I am having trouble testing some of the code from my new book, Agile Data Science 2.0. I am writing from PySpark to Elasticsearch and keep running into an error.
This is local Spark on one node with local elasticsearch, as these are examples in a book. This is running on a r4.xlarge EC2 instance on Ubuntu. The Parquet data is 155MB.
The script is here: ch04/pyspark_to_elasticsearch.py
It looks like:
# Load the parquet file
on_time_dataframe = spark.read.parquet('data/on_time_performance.parquet')
on_time_dataframe.repartition(1).write.format("org.elasticsearch.spark.sql")\
.repartition(1)\
.option("es.resource","agile_data_science/on_time_performance")\
.mode("overwrite")\
.save()
Note that I added the call to repartition to try to throttle the work. After a few minutes, I get this error: https://gist.github.com/rjurney/ec0d6b1ef050e3fbead2314255f4b6fa
The take home message is:
[agile_data_science][0] primary shard is not active Timeout: [1m], request: [BulkShardRequest to [agile_data_science] containing [1000] requests]
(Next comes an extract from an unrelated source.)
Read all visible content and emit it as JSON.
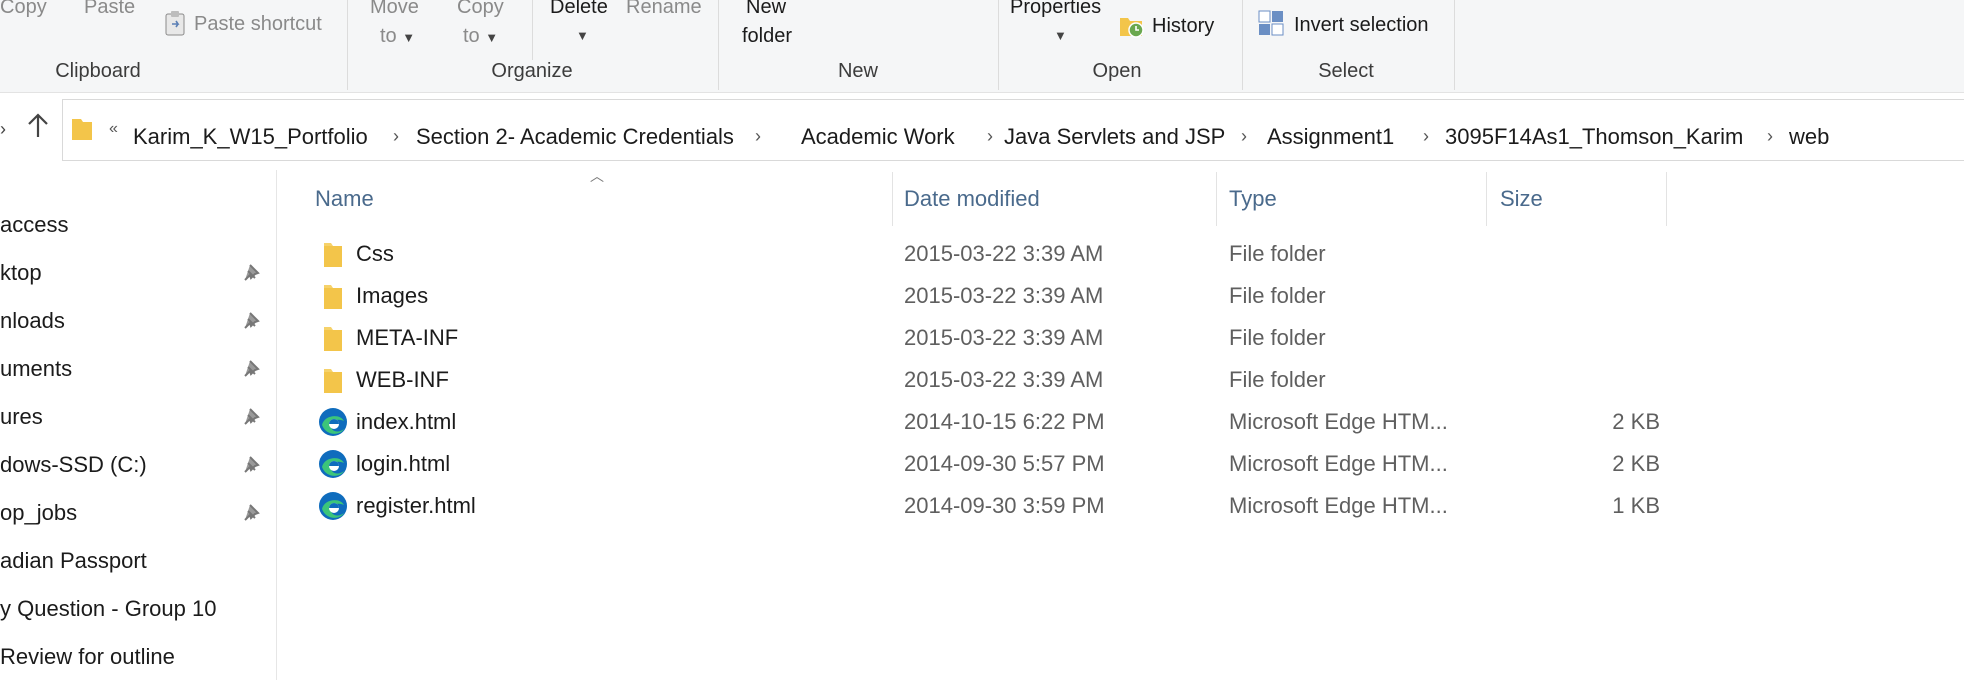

What can I do to make this work? It looks like Elasticsearch is getting overloaded, but this is one Spark partition so I don't know how to throttle it further. Note that some records are getting written, I can search them afterwards but they don't all make it.
Would adding more shards help? I just don't know. Any suggestions would be appreciated.
Thanks!